Battling insomnia night after night can leave you frustrated and exhausted. Sleeping pills may help, but they're not without risks. Get the scoop on the pros and cons of sleep aids. By Mayo Clinic Staff

You've followed the usual tips for getting enough sleep — sticking to a regular schedule, avoiding caffeine and daytime naps, exercising regularly, and managing stress. Still, it's been weeks and a good night's sleep remains elusive. Is it time to consider sleeping pills?

Over-the-counter sleep aids

Before you pick up over-the-counter sleeping pills, check in with your doctor. Your doctor can evaluate whether an underlying medical disorder is contributing to or causing your sleep problems.

It's also a good idea to ask your doctor if over-the-counter sleeping pills will interact with medications you take or complicate existing health problems.

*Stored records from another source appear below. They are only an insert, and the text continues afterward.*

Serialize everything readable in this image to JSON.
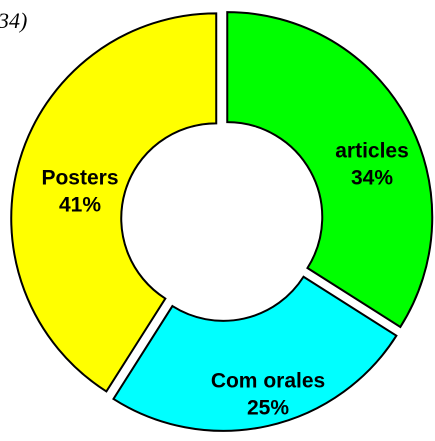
{
  "chart_data": {
    "type": "donut",
    "title": "34)",
    "categories": [
      "articles",
      "Com orales",
      "Posters"
    ],
    "values": [
      34,
      25,
      41
    ],
    "value_labels": [
      "34%",
      "25%",
      "41%"
    ],
    "colors": [
      "#00ff00",
      "#00ffff",
      "#ffff00"
    ]
  }
}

Here's a list of common choices and potential side effects:

  • Diphenhydramine (Benadryl, Unisom SleepGels). Diphenhydramine is a sedating antihistamine. Side effects might include daytime drowsiness, dry mouth, dizziness and memory problems.
  • Doxylamine (Unisom SleepTabs). Doxylamine is a sedating antihistamine. Side effects are similar to diphenhydramine, including daytime drowsiness, dry mouth, dizziness and memory problems.
  • Melatonin. The hormone melatonin helps control your natural sleep-wake cycle. Some research suggests that melatonin supplements might be helpful in treating jet lag or reducing the time it takes to fall asleep — although the effect is typically mild. The most common melatonin side effects include daytime sleepiness, dizziness and headaches.
  • Valerian. Supplements made from this plant might reduce the amount of time it takes to fall asleep as well as promote better sleep overall. However, the active ingredient isn't clear and potency can vary. Side effects of valerian supplements might include headache, abdominal discomfort, excitability or uneasiness, and heart disturbances.

If your sleep problems continue after trying over-the-counter sleep aids, see your doctor. He or she can evaluate whether prescription sleeping pills might be appropriate for you.